A two-day road trip with an ex-boyfriend? This is not how eighteen year-old Courtney McSweeney wanted to spend her trip to college...at least not anymore. In Lauren Barnholdt’s novel Two-Way Street, the most unlikely of couples goes on an even more unlikely trip. Jordan Richman and Courtney McSweeney will discover more than they expect to on this grueling two-day trip. They might even find the courage to fill in the pieces of their breakup. With excellent characterization and interesting back-and-forth narration, despite more than a few age inappropriate conversations, Barnholdt does a wonderful job of bringing you into the story of these two stubborn eighteen year-olds.
One of the ways that the author draws readers into this story is with her excellent characterization techniques. Instead of simply reading about this trip, those reading this story will feel like he or she is a part of it, traveling alongside them through it all. From Florida to Massachusetts, she takes you into the lives of Courtney and Jordan, told from the characters’ point of views, and gives you details of their lives before and after the trip has begun.

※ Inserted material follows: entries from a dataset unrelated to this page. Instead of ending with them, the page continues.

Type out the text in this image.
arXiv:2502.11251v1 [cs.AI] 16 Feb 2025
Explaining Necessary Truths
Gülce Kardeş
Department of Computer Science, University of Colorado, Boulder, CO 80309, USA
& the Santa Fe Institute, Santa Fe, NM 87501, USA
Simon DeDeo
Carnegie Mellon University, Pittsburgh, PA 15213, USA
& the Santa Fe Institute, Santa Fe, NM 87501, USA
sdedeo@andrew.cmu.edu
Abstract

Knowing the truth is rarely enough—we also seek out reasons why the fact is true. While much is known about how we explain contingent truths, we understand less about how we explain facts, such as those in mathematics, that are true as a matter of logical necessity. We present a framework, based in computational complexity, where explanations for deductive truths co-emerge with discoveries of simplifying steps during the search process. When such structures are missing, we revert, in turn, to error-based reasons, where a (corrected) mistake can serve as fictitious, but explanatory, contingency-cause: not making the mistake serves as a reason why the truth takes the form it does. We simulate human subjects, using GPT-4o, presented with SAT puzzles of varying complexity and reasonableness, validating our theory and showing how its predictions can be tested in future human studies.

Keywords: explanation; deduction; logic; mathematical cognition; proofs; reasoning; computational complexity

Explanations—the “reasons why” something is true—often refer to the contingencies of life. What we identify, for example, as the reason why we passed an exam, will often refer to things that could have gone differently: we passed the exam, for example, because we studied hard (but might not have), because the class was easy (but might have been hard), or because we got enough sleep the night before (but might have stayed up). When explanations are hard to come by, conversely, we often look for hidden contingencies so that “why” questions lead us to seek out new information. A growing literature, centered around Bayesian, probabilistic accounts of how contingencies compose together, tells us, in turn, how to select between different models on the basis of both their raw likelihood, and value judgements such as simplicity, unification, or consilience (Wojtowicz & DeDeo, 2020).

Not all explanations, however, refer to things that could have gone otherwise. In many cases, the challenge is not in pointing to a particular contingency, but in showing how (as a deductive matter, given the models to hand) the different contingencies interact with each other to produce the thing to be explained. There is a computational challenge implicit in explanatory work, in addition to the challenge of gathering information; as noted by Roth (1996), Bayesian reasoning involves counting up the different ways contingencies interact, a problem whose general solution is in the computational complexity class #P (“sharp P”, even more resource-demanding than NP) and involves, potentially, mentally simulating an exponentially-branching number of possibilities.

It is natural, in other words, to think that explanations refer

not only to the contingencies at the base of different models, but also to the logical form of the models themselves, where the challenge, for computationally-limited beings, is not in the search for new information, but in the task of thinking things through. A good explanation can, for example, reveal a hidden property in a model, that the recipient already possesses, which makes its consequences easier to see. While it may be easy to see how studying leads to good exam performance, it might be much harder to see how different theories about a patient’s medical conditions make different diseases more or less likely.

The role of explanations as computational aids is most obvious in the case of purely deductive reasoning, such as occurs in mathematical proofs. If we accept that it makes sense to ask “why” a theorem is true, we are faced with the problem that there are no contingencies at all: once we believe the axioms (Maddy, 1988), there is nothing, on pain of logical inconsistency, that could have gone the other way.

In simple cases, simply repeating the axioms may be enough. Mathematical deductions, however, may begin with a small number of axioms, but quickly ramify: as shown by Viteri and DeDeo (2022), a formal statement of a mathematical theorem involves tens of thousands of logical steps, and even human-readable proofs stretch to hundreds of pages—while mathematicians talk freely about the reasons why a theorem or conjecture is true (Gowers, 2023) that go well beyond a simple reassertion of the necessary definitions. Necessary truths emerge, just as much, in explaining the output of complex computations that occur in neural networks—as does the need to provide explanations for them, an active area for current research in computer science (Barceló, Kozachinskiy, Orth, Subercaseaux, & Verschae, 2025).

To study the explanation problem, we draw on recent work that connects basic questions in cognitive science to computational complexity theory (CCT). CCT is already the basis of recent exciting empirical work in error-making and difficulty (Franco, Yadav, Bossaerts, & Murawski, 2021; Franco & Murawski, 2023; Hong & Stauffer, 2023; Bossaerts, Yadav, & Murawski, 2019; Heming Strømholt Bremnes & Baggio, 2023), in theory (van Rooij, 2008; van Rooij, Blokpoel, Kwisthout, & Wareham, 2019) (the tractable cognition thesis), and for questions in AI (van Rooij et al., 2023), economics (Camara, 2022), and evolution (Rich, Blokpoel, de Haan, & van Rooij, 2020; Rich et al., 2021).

Because the story is told through the eyes of the characters, it is easy to understand the thoughts and actions of each character, such as why Courtney spends most of the trip in rest stop bathrooms, and why Jordan is feigning phone calls. Without this amount of personality, this book wouldn’t have stayed on the road too long.
The great characterization of Two-Way Street is due in great part to the set-up of the book. Each chapter is told by either Courtney or Jordan, and either before, during, or after the road trip. This gives the book a sense of depth and continuity that would be difficult to show in a time setting of only a few days. Barnholdt finds a creative way to completely tell Courtney and Jordan’s story by giving you the past as well as the present. Not only does this set-up get you interested in the book, but it also shows the intertwining technique that the author used as a means of best telling her story. Because most stories are told merely on a beginning-to-end basis, this is a refreshing way of unraveling the events of these teenagers’ lives.
Because this story is based around the lives of two teenagers, this story would be most appreciated by people of generally the same age. Though this novel would normally be interpreted as a more female-oriented story, Jordan’s point of view makes this book a very interesting read for many ages. However, many of the chapters have scenes involving crude or inappropriate language and humor. Many of the jokes and dialogue in this book would not be very appropriate for younger teenagers. That being said, teenagers over the age of fifteen might find this story sort of dull. Though the plot is decently strong and the characters are well-introduced, the main idea of the story is a little immature for older readers.
Overall, I believe Barnholdt did a great job of expressing the story she wanted to tell. Though it may have been a bit too progressed for its main audience, she left it with a good moral. Lauren Barnholdt more than made up for that foible by making use of her outstanding sense of characterization and her way of folding the plot of the story to tailor her vision. By filling this book with her creativity and talent for writing, she made Two-Way Street into something it could have never been otherwise.